Far Ban Bo, is an expression in Fante language, which means ‘Protecting fisheries livelihoods’; and the project is a four-year EU-funded fisheries governance project being implemented by a consortium of  three-CARE (the lead), Friends of the Nation (FoN) and OXFAM- in collaboration with key fishery stakeholders, smallholder fishery associations and the Fisheries Commission.


The Far Ban Bo project is designed to address the challenges of overfishing and unsustainable fishing, including Illegal, Unreported and Unregulated (IUU) fishing, low compliance and weak capacity for law enforcement within the sector.


The project, which targets coastal fishing communities in 30 districts in the Western, Central, and Greater Accra Regions, will focus on tenure rights security for fish landing sites and pilot mechanism for grievance and dispute resolution among the fisher groups.


The overall objective of the project, therefore, is to contribute to sustainable fisheries management and to improve food security and nutrition, and the livelihood of smallholder fishers and other users of fisheries resources— with emphasis on improved fisheries governance.
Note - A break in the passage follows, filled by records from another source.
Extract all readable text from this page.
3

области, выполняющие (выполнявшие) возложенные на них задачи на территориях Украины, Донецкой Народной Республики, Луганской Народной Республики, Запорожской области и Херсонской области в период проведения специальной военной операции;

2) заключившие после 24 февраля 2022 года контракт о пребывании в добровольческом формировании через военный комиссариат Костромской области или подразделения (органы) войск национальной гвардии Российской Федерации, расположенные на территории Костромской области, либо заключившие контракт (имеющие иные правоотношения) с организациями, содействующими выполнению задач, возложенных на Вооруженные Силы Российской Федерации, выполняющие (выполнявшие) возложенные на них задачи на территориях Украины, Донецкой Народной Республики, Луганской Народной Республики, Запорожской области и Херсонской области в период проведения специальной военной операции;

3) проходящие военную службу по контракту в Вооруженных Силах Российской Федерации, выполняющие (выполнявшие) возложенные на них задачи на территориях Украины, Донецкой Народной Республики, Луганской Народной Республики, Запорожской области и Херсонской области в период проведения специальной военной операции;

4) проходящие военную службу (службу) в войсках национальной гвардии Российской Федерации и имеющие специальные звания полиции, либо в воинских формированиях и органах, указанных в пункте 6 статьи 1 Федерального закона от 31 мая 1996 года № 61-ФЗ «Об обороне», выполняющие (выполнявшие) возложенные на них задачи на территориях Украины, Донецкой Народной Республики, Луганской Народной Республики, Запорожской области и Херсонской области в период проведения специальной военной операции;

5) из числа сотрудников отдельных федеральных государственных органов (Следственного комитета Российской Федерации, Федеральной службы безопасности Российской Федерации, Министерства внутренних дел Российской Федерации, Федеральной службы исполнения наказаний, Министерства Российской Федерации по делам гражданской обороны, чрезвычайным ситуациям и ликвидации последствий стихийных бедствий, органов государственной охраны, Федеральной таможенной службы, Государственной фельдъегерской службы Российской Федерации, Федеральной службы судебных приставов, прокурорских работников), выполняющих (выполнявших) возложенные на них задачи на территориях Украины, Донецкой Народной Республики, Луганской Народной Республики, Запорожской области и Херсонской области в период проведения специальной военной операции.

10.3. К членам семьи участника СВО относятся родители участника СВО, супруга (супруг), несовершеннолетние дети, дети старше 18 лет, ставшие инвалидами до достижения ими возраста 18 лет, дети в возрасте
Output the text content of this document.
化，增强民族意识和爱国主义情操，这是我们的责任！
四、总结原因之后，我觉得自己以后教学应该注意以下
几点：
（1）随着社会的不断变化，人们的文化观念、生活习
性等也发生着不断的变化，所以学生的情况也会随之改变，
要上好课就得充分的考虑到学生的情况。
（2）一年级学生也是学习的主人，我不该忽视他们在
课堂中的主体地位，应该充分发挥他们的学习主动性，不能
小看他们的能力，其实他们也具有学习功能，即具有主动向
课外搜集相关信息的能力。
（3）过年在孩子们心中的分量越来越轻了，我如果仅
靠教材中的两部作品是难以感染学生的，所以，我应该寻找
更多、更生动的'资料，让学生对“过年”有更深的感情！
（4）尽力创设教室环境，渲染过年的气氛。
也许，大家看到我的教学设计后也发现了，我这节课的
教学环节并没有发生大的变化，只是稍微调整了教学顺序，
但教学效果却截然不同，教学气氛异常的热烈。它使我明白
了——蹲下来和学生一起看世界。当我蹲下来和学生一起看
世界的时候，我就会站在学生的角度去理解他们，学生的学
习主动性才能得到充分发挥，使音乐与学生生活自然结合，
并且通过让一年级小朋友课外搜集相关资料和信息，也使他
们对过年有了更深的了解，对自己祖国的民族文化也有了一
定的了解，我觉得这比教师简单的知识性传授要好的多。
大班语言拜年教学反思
As part of the workshop, an Evaluation Report of a Baseline Survey on the Far Ban Bo Project was launched.


The report aims to provide an understanding of various indicator values as identified prior to the implementation of the project.


Specifically, the report captured information on knowledge gaps on IUU fishing, the Voluntary Guidelines on the Responsible Governance of Tenure (VGGT) and national and international fisheries policies and regulations as well as the communication capacities of different target groups and the social and economic safeguards programmes in fishing communities.


It also captured information on organizational capacities of the fisheries associations in active fisheries governance.


The survey reveals that scientific evidence indicates a gradual decrease in the stocks of fish within Ghana’s fisheries waters due to increasing fishing efforts, while the Sustainable Fisheries Management Project (SFMP) Fish Stock Report, 2016 reveals that total landings have been in sharp decline since 2000, reaching their lowest level in 2015 at 19,608 tonnes, representing 14% of the highest recorded landings of 1996 (138,955 tonnes).


The Report identifies a number of factors attributable to the decline in the fish stock by the respondents, notable among which were over fishing by the smallholder fishers as a result of increased numbers of fisher folks, activities of oil exploration, climate change, activities of pair trawling vessels and foreign vessels and the use of chemicals and light for fishing.


According to the Report, the average zero catch (vessel spending more than 20 hours searching for fish and returning with no catch) has increased while preliminary estimates show more than 25% of vessels in Tema returning to harbour without any catch and fishing communities in Axim, Dixcove, Shama, Anomabo, Apam and Winneba reporting that oil exploration activities have contributed to zero catch and the decline in fish stock landed.


In a statement, Mr Kyei Yamoah, Project Manager, Friends of the Nation (FON) explained that after a year of project implementation, it was necessary to evaluate project performance.


Mr Yamoah disclosed that the Project had, so far, established five IUU Monitoring Committees to identify, monitor and document IUU issues at the community level.


He said the Project team participated in the 5th and 6th Capitalization Meetings of the European Union Transversal Project in Ethiopia, where the team ensured that Fisheries became a permanent feature on the agenda of the meetings.


Welcoming participants to the workshop, Mr Kwame Mensah, Far Ban Bo Project Co-ordinator, urged fishers to play a leading role in the enforcement of the Fisheries Regulation and to lead the campaign against the use of irrational methods, including IUU fishing, of exploitation.